Major loci influencing serum triglyceride levels on 2q14 and 9p21 localized by homozygosity-by-descent mapping in a large Hutterite pedigree

• Published in: Human molecular genetics Vol. 12; no. 2; pp. 137 - 144
• Main Authors: Newman, Dina L., Abney, Mark, Dytch, Harvey, Parry, Rodney, McPeek, Mary Sara, Ober, Carole
• Format: Journal Article
• Language: English
• Published: Oxford Oxford University Press 15.01.2003; Oxford Publishing Limited (England)

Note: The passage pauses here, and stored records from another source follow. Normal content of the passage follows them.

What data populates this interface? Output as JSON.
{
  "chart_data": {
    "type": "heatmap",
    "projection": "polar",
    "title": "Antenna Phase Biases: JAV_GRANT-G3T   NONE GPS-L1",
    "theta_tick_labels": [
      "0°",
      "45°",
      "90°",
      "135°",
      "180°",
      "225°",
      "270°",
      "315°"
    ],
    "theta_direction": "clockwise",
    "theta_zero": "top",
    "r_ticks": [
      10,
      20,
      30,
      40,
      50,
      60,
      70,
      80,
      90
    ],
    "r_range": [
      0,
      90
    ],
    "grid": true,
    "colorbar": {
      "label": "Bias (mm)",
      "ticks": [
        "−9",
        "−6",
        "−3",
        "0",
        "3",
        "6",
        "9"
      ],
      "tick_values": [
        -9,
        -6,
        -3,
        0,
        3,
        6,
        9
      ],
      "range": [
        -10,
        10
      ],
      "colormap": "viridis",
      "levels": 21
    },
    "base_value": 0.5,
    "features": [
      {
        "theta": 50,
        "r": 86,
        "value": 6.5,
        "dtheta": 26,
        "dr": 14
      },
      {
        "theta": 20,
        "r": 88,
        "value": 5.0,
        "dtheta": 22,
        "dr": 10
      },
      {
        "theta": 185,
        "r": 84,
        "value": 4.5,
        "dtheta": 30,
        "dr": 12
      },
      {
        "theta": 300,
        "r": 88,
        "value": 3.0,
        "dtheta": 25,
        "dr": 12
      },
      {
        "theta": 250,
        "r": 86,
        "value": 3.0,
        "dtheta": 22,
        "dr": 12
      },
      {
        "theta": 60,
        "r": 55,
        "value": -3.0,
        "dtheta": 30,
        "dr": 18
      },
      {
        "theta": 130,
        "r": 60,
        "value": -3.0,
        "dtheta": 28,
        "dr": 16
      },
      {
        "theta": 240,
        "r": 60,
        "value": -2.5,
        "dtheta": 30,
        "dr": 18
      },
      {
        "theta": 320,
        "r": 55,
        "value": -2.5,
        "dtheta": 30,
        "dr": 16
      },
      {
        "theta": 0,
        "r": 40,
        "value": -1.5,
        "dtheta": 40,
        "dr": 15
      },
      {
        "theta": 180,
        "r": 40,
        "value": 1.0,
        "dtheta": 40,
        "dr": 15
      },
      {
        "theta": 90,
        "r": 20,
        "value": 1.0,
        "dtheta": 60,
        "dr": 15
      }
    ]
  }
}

• Subjects: Adult; Biological and medical sciences; Blood and lymphatic vessels; Cardiology. Vascular system; Cardiovascular Diseases - blood; Cardiovascular Diseases - genetics; Chromosome Mapping; Chromosomes, Human, Pair 2; Chromosomes, Human, Pair 9; Diseases of the peripheral vessels. Diseases of the vena cava. Miscellaneous; Ethnic Groups; European Continental Ancestry Group; Founder Effect; Genome, Human; Humans; Linkage Disequilibrium - genetics; Medical sciences; Middle Aged; Obesity - blood; Obesity - genetics; Pedigree; Triglycerides - blood; Genetic mapping; Human; Linkage; Chromosome 9; Cardiovascular disease; Population; Serum; Locus; Triglyceride; Chromosome 2; Genetic determinism; Quantitative analysis
• ISSN: 0964-6906; 1460-2083; 1460-2083
• DOI: 10.1093/hmg/ddg012

Serum triglyceride (TG) level is a well-known risk factor for cardiovascular disease, a leading cause of morbidity and mortality in Western countries. Although genome-wide scans for TG have been conducted in several populations, few loci have shown strong evidence for linkage. The Hutterites are a founder population, which practices a communal lifestyle that includes a uniformly high-fat, high-cholesterol diet. We measured serum TG in 485 Hutterites ≥14 years old and performed a genome-wide scan to find genetic determinants of the observed variation in TG levels, using mapping methods that take advantage of the extensive inbreeding and linkage disequilibrium (LD) in this single, 1623-member pedigree. We report two highly significant associations with TG levels, alleles at D2S410 on 2q14 (locus P=5.8×10−6, genome-wide P=0.005) and at IFNA on chromosome 9p21 (locus P=4.3×10−5, genome-wide P=0.024). In each case, homozygosity at the locus is associated with low TG levels, suggesting that alleles at nearby loci may protect against high TG levels.